Whenever go to Hawaii, ox tail soup is one of the meals I must have within the first 48 hours of toes touching sand. In Hawaii, it's done up Chinese style; the soup is garnished with grated fresh ginger (puh-lenty), cilantro, chili pepper, vinegared soy sauce, and chopped green onions.
If you like beef stew or pot roast or any dish made with tougher cuts of beef, I would venture to say you'd like ox tails, too. Below is a slight riff on the version my mom makes, and down the line I will post my recipe for tomato-y, red wine-infused Roman-style ox tails.
Ox tails are usually available from any old school butcher. You might also find them at Costco (mine carries them) and most definitely at larger Korean grocery stores.
OX TAIL SOUP HAWAIIAN-CHINESE STYLE
The soup is a snap to make once you have the ingredients. The peanuts and jujubes are essential to the flavor and can be found at any Chinese market. (In 2008, please get to know the Chinese market in the city you are in or the city nearest you. Don't be intimidated if you've never been, there are treasures awaiting. If you live in the San Francisco area, email me and I will tell you where to go.)
To get maximum flavor, start making this soup a day before you want to serve it. I started the soup in the evening, let it sit covered on the stove overnight (I'm like that), then had the pot (covered tightly) on low for the entire next day starting in the morning and we ate it at dinnertime. It was sooo good.
Serve with steamed rice on the side (or in the bowl if you are me!)
- 6-8 lbs of meaty oxtails (at least two per adult)
- 1 lb. of chicken legs or thighs
- 8-10 cloves of garlic, peeled (leave whole)

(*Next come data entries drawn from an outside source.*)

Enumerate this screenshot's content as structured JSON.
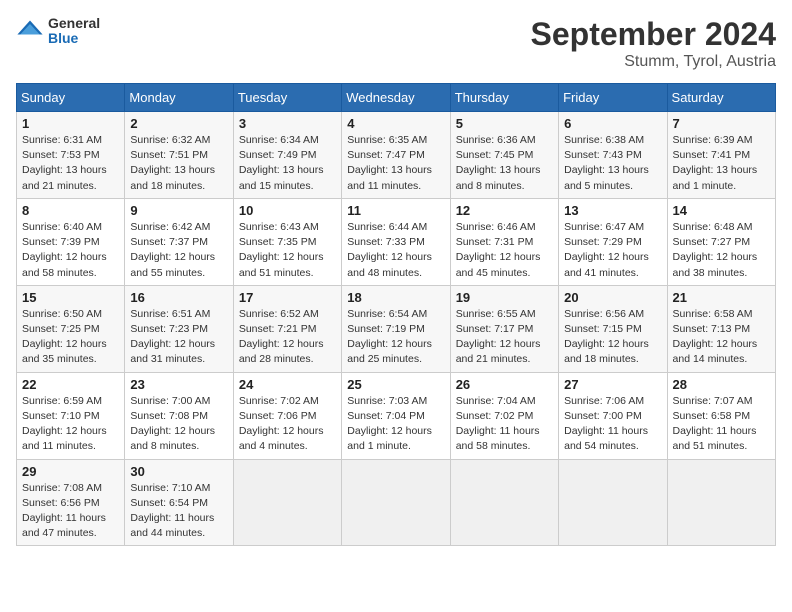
{
  "header": {
    "logo": {
      "general": "General",
      "blue": "Blue"
    },
    "title": "September 2024",
    "subtitle": "Stumm, Tyrol, Austria"
  },
  "weekdays": [
    "Sunday",
    "Monday",
    "Tuesday",
    "Wednesday",
    "Thursday",
    "Friday",
    "Saturday"
  ],
  "weeks": [
    [
      {
        "day": "1",
        "sunrise": "Sunrise: 6:31 AM",
        "sunset": "Sunset: 7:53 PM",
        "daylight": "Daylight: 13 hours and 21 minutes."
      },
      {
        "day": "2",
        "sunrise": "Sunrise: 6:32 AM",
        "sunset": "Sunset: 7:51 PM",
        "daylight": "Daylight: 13 hours and 18 minutes."
      },
      {
        "day": "3",
        "sunrise": "Sunrise: 6:34 AM",
        "sunset": "Sunset: 7:49 PM",
        "daylight": "Daylight: 13 hours and 15 minutes."
      },
      {
        "day": "4",
        "sunrise": "Sunrise: 6:35 AM",
        "sunset": "Sunset: 7:47 PM",
        "daylight": "Daylight: 13 hours and 11 minutes."
      },
      {
        "day": "5",
        "sunrise": "Sunrise: 6:36 AM",
        "sunset": "Sunset: 7:45 PM",
        "daylight": "Daylight: 13 hours and 8 minutes."
      },
      {
        "day": "6",
        "sunrise": "Sunrise: 6:38 AM",
        "sunset": "Sunset: 7:43 PM",
        "daylight": "Daylight: 13 hours and 5 minutes."
      },
      {
        "day": "7",
        "sunrise": "Sunrise: 6:39 AM",
        "sunset": "Sunset: 7:41 PM",
        "daylight": "Daylight: 13 hours and 1 minute."
      }
    ],
    [
      {
        "day": "8",
        "sunrise": "Sunrise: 6:40 AM",
        "sunset": "Sunset: 7:39 PM",
        "daylight": "Daylight: 12 hours and 58 minutes."
      },
      {
        "day": "9",
        "sunrise": "Sunrise: 6:42 AM",
        "sunset": "Sunset: 7:37 PM",
        "daylight": "Daylight: 12 hours and 55 minutes."
      },
      {
        "day": "10",
        "sunrise": "Sunrise: 6:43 AM",
        "sunset": "Sunset: 7:35 PM",
        "daylight": "Daylight: 12 hours and 51 minutes."
      },
      {
        "day": "11",
        "sunrise": "Sunrise: 6:44 AM",
        "sunset": "Sunset: 7:33 PM",
        "daylight": "Daylight: 12 hours and 48 minutes."
      },
      {
        "day": "12",
        "sunrise": "Sunrise: 6:46 AM",
        "sunset": "Sunset: 7:31 PM",
        "daylight": "Daylight: 12 hours and 45 minutes."
      },
      {
        "day": "13",
        "sunrise": "Sunrise: 6:47 AM",
        "sunset": "Sunset: 7:29 PM",
        "daylight": "Daylight: 12 hours and 41 minutes."
      },
      {
        "day": "14",
        "sunrise": "Sunrise: 6:48 AM",
        "sunset": "Sunset: 7:27 PM",
        "daylight": "Daylight: 12 hours and 38 minutes."
      }
    ],
    [
      {
        "day": "15",
        "sunrise": "Sunrise: 6:50 AM",
        "sunset": "Sunset: 7:25 PM",
        "daylight": "Daylight: 12 hours and 35 minutes."
      },
      {
        "day": "16",
        "sunrise": "Sunrise: 6:51 AM",
        "sunset": "Sunset: 7:23 PM",
        "daylight": "Daylight: 12 hours and 31 minutes."
      },
      {
        "day": "17",
        "sunrise": "Sunrise: 6:52 AM",
        "sunset": "Sunset: 7:21 PM",
        "daylight": "Daylight: 12 hours and 28 minutes."
      },
      {
        "day": "18",
        "sunrise": "Sunrise: 6:54 AM",
        "sunset": "Sunset: 7:19 PM",
        "daylight": "Daylight: 12 hours and 25 minutes."
      },
      {
        "day": "19",
        "sunrise": "Sunrise: 6:55 AM",
        "sunset": "Sunset: 7:17 PM",
        "daylight": "Daylight: 12 hours and 21 minutes."
      },
      {
        "day": "20",
        "sunrise": "Sunrise: 6:56 AM",
        "sunset": "Sunset: 7:15 PM",
        "daylight": "Daylight: 12 hours and 18 minutes."
      },
      {
        "day": "21",
        "sunrise": "Sunrise: 6:58 AM",
        "sunset": "Sunset: 7:13 PM",
        "daylight": "Daylight: 12 hours and 14 minutes."
      }
    ],
    [
      {
        "day": "22",
        "sunrise": "Sunrise: 6:59 AM",
        "sunset": "Sunset: 7:10 PM",
        "daylight": "Daylight: 12 hours and 11 minutes."
      },
      {
        "day": "23",
        "sunrise": "Sunrise: 7:00 AM",
        "sunset": "Sunset: 7:08 PM",
        "daylight": "Daylight: 12 hours and 8 minutes."
      },
      {
        "day": "24",
        "sunrise": "Sunrise: 7:02 AM",
        "sunset": "Sunset: 7:06 PM",
        "daylight": "Daylight: 12 hours and 4 minutes."
      },
      {
        "day": "25",
        "sunrise": "Sunrise: 7:03 AM",
        "sunset": "Sunset: 7:04 PM",
        "daylight": "Daylight: 12 hours and 1 minute."
      },
      {
        "day": "26",
        "sunrise": "Sunrise: 7:04 AM",
        "sunset": "Sunset: 7:02 PM",
        "daylight": "Daylight: 11 hours and 58 minutes."
      },
      {
        "day": "27",
        "sunrise": "Sunrise: 7:06 AM",
        "sunset": "Sunset: 7:00 PM",
        "daylight": "Daylight: 11 hours and 54 minutes."
      },
      {
        "day": "28",
        "sunrise": "Sunrise: 7:07 AM",
        "sunset": "Sunset: 6:58 PM",
        "daylight": "Daylight: 11 hours and 51 minutes."
      }
    ],
    [
      {
        "day": "29",
        "sunrise": "Sunrise: 7:08 AM",
        "sunset": "Sunset: 6:56 PM",
        "daylight": "Daylight: 11 hours and 47 minutes."
      },
      {
        "day": "30",
        "sunrise": "Sunrise: 7:10 AM",
        "sunset": "Sunset: 6:54 PM",
        "daylight": "Daylight: 11 hours and 44 minutes."
      },
      null,
      null,
      null,
      null,
      null
    ]
  ]
}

- 5-6 jujubes (aka dried Chinese dates)
- 1 bag of raw peanuts (shelled and skinned) (about 10 oz.)
- sesame oil
Garnish: a 2-3 inch piece of ginger peeled and grated, chopped cilantro leaves, sliced jalapeños, minced green onions, soy sauce for drizzling.
Preheat oven to 375º.
Place ox tails in an ovenproof covered pot or Dutch oven, drizzle with sesame oil, season with salt, and toss in garlic. Roast covered for 2 hours until oxtails are tender but not falling off the bone. (Note: you can skip this step and just cook the ox tails along with the chicken below, but I like the flavor of the roasted ox tails.)
Meanwhile, put chicken and jujubes in a large pot and add 12 cups of cold water. Simmer for the two hours that the ox tails are in the oven (you are making a broth). Skim foam as needed. After two hours remove chicken. Reserve for another use. Skim oil. Add ox tails plus any accumulated juice (strain and skim fat if you like). Cover pot and continue simmering on low for at least 2 hours, but preferably all day (8 hours). Season with salt to taste—the soup will require lots to bring out its full flavor. Don't skimp on the salt. It will take more than you think.
About an hour before serving add peanuts and cover pot again. Skim oil as needed. (You can refrigerate soup to make it easier.) Remove jujubes before serving.
To serve, place two ox tails in a large bowl, ladle in some broth making sure to scoop in some peanuts. Garnish as desired. Serves 6.